Mr Adams pauses before giving a considered answer, one which dwells on the general rather than the specific.

"We've had such a ferocious, consistent, relentless campaign, with such huge publicity around all of these allegations. So when the likes of me comes on, and almost being in a perpetual state of denying all of this, I'm very conscious that we can be accused of being in denial.

"One thing I can say assertively and definitively is that all of these matters are allegations, that none of them involves Sinn Fein. That – unlike the Unionist paramilitaries and indeed the British forces – the IRA cessation remains intact." His central argument is that the overall situation is far better than it has been for decades. He adds: "Mr Blair drew attention to the unacceptable number of deaths, but he compared the death toll this year to the far larger tolls over the past 30 years.

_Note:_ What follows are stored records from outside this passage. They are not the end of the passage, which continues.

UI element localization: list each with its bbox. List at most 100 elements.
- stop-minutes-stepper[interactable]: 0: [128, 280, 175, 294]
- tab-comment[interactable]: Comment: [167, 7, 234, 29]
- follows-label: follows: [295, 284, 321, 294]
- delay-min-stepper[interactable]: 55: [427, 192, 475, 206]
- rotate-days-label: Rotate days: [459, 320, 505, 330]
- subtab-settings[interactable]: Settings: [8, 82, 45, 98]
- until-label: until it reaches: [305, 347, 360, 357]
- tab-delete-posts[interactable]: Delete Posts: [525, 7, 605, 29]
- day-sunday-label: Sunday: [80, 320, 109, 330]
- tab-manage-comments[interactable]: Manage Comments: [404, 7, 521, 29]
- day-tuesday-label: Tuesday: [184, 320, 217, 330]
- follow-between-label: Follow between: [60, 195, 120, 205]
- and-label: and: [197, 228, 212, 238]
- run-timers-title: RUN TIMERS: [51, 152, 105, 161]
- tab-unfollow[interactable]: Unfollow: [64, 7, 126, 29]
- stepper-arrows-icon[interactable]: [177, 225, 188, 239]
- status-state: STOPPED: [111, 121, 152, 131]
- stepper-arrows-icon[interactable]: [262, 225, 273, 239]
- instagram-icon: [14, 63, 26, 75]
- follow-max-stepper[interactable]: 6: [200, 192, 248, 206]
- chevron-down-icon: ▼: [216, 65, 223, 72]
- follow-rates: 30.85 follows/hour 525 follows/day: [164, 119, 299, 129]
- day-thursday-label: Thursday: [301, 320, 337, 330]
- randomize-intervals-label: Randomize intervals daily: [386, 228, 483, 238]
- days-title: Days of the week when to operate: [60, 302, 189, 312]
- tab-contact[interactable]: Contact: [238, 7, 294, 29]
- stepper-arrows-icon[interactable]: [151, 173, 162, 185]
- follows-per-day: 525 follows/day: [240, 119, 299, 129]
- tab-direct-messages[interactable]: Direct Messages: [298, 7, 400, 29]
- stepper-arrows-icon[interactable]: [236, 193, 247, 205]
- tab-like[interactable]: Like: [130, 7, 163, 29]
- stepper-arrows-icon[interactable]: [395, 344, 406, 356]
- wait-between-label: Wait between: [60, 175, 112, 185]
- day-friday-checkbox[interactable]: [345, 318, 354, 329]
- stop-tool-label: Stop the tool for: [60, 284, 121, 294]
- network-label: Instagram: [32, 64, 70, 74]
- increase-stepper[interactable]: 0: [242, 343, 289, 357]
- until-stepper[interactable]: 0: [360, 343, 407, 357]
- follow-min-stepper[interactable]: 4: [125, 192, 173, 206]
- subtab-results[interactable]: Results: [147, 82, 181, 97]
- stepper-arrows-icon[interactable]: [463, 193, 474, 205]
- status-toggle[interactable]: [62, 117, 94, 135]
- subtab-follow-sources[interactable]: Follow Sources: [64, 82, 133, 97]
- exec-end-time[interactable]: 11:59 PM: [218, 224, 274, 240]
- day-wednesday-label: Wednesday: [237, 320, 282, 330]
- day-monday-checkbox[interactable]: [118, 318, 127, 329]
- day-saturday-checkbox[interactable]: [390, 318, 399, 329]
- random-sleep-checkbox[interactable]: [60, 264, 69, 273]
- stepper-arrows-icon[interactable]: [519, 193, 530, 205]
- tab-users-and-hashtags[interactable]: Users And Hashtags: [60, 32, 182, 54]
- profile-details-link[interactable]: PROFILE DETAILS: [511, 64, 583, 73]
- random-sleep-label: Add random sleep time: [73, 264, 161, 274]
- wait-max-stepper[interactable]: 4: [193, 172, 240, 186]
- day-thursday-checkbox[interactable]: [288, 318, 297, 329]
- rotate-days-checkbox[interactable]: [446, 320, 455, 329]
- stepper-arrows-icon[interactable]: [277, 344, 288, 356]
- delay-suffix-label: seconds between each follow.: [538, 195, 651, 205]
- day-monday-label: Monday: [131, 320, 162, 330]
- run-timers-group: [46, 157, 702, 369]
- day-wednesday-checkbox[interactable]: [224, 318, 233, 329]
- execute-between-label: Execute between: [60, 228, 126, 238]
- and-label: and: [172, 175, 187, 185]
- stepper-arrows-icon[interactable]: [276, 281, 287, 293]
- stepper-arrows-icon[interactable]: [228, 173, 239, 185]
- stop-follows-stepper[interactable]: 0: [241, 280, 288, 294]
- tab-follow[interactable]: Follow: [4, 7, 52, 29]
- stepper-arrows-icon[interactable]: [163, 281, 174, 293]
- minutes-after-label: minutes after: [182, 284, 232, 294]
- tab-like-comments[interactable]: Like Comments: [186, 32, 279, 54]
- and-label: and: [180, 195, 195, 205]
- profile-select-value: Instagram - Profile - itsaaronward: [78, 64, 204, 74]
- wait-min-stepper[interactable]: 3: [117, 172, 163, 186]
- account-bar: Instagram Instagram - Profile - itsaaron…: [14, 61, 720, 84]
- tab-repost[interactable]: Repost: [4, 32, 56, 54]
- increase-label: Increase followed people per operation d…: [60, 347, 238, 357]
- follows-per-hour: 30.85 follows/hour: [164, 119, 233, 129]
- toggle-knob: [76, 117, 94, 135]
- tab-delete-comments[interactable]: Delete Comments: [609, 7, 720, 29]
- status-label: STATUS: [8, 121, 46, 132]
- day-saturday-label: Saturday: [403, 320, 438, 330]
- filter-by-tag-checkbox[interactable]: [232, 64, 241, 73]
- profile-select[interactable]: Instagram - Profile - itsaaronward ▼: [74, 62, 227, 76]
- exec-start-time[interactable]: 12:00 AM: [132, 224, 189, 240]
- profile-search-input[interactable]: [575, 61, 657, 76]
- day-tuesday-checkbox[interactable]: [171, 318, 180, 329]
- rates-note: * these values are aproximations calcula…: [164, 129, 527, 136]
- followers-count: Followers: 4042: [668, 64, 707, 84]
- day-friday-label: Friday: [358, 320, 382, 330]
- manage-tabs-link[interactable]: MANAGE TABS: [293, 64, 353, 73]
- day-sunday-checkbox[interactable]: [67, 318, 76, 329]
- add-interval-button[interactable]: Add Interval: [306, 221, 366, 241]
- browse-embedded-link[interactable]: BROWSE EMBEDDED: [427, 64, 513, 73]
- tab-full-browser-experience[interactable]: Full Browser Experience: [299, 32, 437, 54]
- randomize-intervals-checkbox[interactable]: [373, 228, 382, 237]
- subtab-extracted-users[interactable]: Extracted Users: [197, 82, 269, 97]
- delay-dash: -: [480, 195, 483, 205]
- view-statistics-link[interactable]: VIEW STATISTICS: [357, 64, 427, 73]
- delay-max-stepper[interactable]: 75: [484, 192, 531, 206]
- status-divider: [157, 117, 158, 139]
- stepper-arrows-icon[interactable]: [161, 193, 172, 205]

"That's all to the good, and I think that as we continue with the process we're going to continue to make that type of progress.

"Let's just be realistic about this – it might not be a perfect process, it may not even be a perfect peace, but it's a lot better than what's happening in the Middle East; and it's a lot better than what was happening in the North of Ireland over a long period.

"I would assert, I think without fear of contradiction, that 20 years ago, had we been able to spell out to people the possibilities that we now have and the progress that we have now achieved, people would have been grasping it with both hands. In fact it might not have been believed, at a time that we were told that all of this was intractable."

However, in addition to the gap between republicanism and the British Government, there is also a yawning chasm between Sinn Fein and Unionists, most of whom, according to opinion polls, do not want to go back into government with republicans.

Mr Adams gives his analysis: "One section of Unionism wants this Agreement to work, but its view is not represented anywhere within political Unionism.

"Then there is the quite fundamentally negative position of the [Rev Ian Paisley's] Democratic Unionist Party, which is against this Agreement and wants it to fail. It has set its face against the Agreement because it's against the process of change that it involves. And then you have an element of that attitude within the Ulster Unionists, and they don't trust the leader, David Trimble. But he has now moved hook, line and sinker into their camp."

Relations with Unionism are bad enough at the moment, but what if the polls are correct in suggesting that Mr Paisley could actually overtake Mr Trimble? "Nobody really knows," says Mr Adams, "but any Unionist in leadership will have to face up the same challenges. Whatever happens within Unionism it will have to do business with the rest of us – and that includes doing business with Sinn Fein."

The peace process clearly faces some daunting challenges ahead. There may be some element of trust between Mr Adams and Mr Blair but there is none between republicanism and Unionism and the idea of IRA disbandment is hugely problematic.

Tremendously difficult negotiations clearly lie ahead, with no obvious basis for compromise in sight. Can the crisis be overcome? "It's at times like this that I think of the old adage of the optimism of the will asserting itself over the pessimism of the intellect," Mr Adams replies.

"The progress that has been made this far has been remarkable, but all of this is work in hand, and all of this is work which has to be brought to completion right across all of the outstanding and unfinished items.

"All I can say is that you have to keep picking yourself up. I'm not just somebody who goes around with some naïve sense that destiny will prevail in all of these matters.

"It does require an awful lot of hard work. It is very daunting, it is very testing and it is very challenging, but we cannot afford to go back to where we have come from.

"We have seen what is possible. It may every so often slip out of our grasp, but we have seen that it is possible. We just have to keep going back at it and be dogged and determined."

"None of this is intractable – all of this can be sorted out. It might take time, it might take a bit of collective management and a bit of patience and a lot of tenacity, but it can all be sorted out."